Preface Features of the Text
Instructors and students alike will find several consistent features in the presentation, including:
- Motivating Questions
- At the start of each section, we list 2–3 motivating questions that provide motivation for why the following material is of interest to us. One overall goal of each section is to answer each of the motivating questions.
- Preview Activities
- Each section of the text begins with a short introduction, followed by a preview activity. This brief reading and the preview activity are designed to foreshadow the upcoming ideas in the remainder of the section; both the reading and preview activity are intended to be accessible to students in advance of class, and to be completed by students before the day on which a particular section is to be considered.
- A typical section in the text has at least three activities. These are designed to engage students in an inquiry-based style that encourages them to construct solutions to key examples on their own, working individually or in small groups.
- There are dozens of calculus texts with (collectively) tens of thousands of exercises. Rather than repeat standard and routine exercises in this text, we recommend the use of WeBWorK with its access to the Open Problem Library and around 20,000 calculus problems. In this text, each section includes a small number of anonymous WeBWorK exercises, as well as 3–4 challenging problems per section. The WeBWorK exercises are best completed in the .html version of the text 11 , as this provides students with immediate feedback without penalty. Almost every non- WeBWorK exercise has multiple parts, requires the student to connect several key ideas, and expects that the student will do at least a modest amount of writing to answer the questions and explain their findings. For instructors interested in a more conventional source of exercises, consider the freely available APEX Calculus text by Greg Hartmann et al., available from www.apexcalculus.com.
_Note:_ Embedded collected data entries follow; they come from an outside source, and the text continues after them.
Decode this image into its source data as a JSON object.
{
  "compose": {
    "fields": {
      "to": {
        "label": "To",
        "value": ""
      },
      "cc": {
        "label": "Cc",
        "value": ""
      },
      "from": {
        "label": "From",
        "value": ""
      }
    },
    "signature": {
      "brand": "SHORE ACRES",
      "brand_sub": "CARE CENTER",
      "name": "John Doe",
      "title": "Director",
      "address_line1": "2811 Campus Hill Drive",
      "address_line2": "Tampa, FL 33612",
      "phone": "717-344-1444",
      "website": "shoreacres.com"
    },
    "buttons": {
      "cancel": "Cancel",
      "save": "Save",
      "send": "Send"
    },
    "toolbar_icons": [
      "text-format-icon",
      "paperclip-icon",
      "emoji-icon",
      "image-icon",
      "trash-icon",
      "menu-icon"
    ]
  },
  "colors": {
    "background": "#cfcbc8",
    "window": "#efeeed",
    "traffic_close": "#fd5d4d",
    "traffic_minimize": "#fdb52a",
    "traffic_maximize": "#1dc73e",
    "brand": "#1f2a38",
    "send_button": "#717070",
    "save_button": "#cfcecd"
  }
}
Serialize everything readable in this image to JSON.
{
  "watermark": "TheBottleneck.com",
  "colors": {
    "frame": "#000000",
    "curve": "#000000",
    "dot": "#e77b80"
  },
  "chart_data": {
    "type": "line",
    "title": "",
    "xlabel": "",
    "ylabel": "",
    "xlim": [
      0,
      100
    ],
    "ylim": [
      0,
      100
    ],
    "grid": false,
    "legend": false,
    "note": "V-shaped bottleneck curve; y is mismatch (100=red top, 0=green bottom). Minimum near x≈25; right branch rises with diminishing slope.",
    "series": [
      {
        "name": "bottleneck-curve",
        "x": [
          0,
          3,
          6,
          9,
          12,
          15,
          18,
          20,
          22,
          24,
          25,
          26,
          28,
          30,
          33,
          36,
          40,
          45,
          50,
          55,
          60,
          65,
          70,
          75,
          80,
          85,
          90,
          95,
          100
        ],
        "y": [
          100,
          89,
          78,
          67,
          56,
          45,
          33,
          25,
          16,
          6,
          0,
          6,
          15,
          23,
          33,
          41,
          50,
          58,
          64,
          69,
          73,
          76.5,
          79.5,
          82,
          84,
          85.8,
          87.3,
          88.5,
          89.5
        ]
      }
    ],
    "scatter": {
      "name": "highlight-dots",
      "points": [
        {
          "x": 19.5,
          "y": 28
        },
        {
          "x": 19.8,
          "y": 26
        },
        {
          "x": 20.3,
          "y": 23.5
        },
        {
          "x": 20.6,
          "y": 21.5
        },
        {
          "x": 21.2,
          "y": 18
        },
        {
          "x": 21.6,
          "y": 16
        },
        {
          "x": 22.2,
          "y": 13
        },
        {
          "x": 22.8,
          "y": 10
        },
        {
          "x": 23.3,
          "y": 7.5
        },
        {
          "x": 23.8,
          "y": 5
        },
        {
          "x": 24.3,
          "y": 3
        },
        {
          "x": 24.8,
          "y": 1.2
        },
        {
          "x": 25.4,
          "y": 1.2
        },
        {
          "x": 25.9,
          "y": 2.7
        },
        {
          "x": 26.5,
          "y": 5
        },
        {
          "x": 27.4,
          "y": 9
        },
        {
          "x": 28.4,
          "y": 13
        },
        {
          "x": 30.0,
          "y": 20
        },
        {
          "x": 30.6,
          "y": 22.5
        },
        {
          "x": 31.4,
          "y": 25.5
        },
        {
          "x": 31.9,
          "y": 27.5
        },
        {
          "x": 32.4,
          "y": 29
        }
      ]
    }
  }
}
- We strive to demonstrate key fundamental ideas visually, and to encourage students to do the same. Throughout the text, we use full-color 12 graphics to exemplify and magnify key ideas, and to use this graphical perspective alongside both numerical and algebraic representations of calculus.
- Links to interactive graphics
- Many of the ideas of calculus are best understood dynamically; java applets offer an often ideal format for investigations and demonstrations. Relying primarily on the work of David Austin of Grand Valley State University and Marc Renault of Shippensburg University, each of whom has developed a large library of applets for calculus, we frequently point the reader (through active links in the electronic versions of the text) to applets that are relevant for key ideas under consideration.
- Summary of Key Ideas
- Each section concludes with a summary of the key ideas encountered in the preceding section; this summary normally reflects responses to the motivating questions that began the section.
To keep cost low, the graphics in the print-on-demand version are in black and white. When the text itself refers to color in images, one needs to view the .html or .pdf electronically.